Aussie rules OK for FedEx takeover of TNT

The Australian Competition and Consumer Commission (ACCC) will not oppose FedEx’s proposed $4.8bn acquisition of TNT Express.
ACCC chairman Rod Sims said that the commmission had sought information and views from a range of interested parties including online retailers and suppliers of express services, adding: “Customers did not raise significant competition concerns with the ACCC”.
Sims stated: “Based on market inquiries and information provided by the merger parties, the ACCC determined that the proposed acquisition is unlikely to result in increased prices or reduced service levels.
“The merged entity will continue to face significant competition, including from other international rivals with significant global delivery infrastructure and networks. The merged entity will also face a credible threat of new entry and expansion by rivals.”

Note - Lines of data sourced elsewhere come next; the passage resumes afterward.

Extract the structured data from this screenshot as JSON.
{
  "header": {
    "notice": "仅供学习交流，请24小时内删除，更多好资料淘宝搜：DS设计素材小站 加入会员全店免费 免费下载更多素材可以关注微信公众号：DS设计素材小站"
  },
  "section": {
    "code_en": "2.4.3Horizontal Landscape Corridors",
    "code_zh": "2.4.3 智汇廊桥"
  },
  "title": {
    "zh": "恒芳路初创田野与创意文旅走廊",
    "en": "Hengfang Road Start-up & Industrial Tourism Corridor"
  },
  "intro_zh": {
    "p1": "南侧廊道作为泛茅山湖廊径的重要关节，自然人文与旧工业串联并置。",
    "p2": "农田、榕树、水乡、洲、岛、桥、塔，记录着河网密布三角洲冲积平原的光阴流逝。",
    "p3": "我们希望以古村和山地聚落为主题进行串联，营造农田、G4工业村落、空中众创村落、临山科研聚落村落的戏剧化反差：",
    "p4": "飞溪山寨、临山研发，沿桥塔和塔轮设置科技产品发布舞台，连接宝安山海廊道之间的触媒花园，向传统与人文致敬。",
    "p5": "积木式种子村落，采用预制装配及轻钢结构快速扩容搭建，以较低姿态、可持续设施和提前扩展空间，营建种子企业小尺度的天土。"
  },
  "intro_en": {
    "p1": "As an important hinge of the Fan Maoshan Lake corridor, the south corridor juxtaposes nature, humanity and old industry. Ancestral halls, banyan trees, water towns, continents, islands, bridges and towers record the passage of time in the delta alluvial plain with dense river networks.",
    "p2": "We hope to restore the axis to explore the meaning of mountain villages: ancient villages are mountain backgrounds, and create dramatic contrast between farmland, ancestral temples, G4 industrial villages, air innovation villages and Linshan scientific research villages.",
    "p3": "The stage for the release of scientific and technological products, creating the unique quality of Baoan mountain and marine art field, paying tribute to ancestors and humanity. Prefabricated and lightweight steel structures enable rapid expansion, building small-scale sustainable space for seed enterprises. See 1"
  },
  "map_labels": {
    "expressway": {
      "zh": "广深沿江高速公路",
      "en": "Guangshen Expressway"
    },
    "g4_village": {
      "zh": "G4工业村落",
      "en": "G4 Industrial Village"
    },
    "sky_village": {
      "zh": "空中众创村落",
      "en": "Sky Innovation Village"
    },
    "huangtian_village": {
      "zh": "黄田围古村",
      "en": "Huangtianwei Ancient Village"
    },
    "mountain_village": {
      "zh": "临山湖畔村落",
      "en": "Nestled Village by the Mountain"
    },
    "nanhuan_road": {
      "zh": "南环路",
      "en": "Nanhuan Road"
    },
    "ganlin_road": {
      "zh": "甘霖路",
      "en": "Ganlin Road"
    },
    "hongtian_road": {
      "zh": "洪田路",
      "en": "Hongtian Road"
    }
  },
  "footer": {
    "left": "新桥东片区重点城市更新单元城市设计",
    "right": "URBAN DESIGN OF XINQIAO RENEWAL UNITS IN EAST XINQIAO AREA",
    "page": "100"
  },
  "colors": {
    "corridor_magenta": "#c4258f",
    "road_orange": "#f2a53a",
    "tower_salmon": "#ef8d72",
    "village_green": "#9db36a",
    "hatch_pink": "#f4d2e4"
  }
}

He continued: “Customers of express services face low costs to switch suppliers. If the merged entity attempted to increase prices, most customers indicated they could move to other suppliers, most notably DHL or UPS.”
The ACCC consulted other international competition regulators in the course of its review, including the European Commission and the New Zealand Commerce Commission, which recently approved the proposed acquisition.
TNT’s takeover by US package and logistics giant FedEx is due to clear next year. Other regulators around the world are expected to approve the deal. As part of that regulatory hurdle-clearing, TNT said that it would sell off its freighter aircraft assets.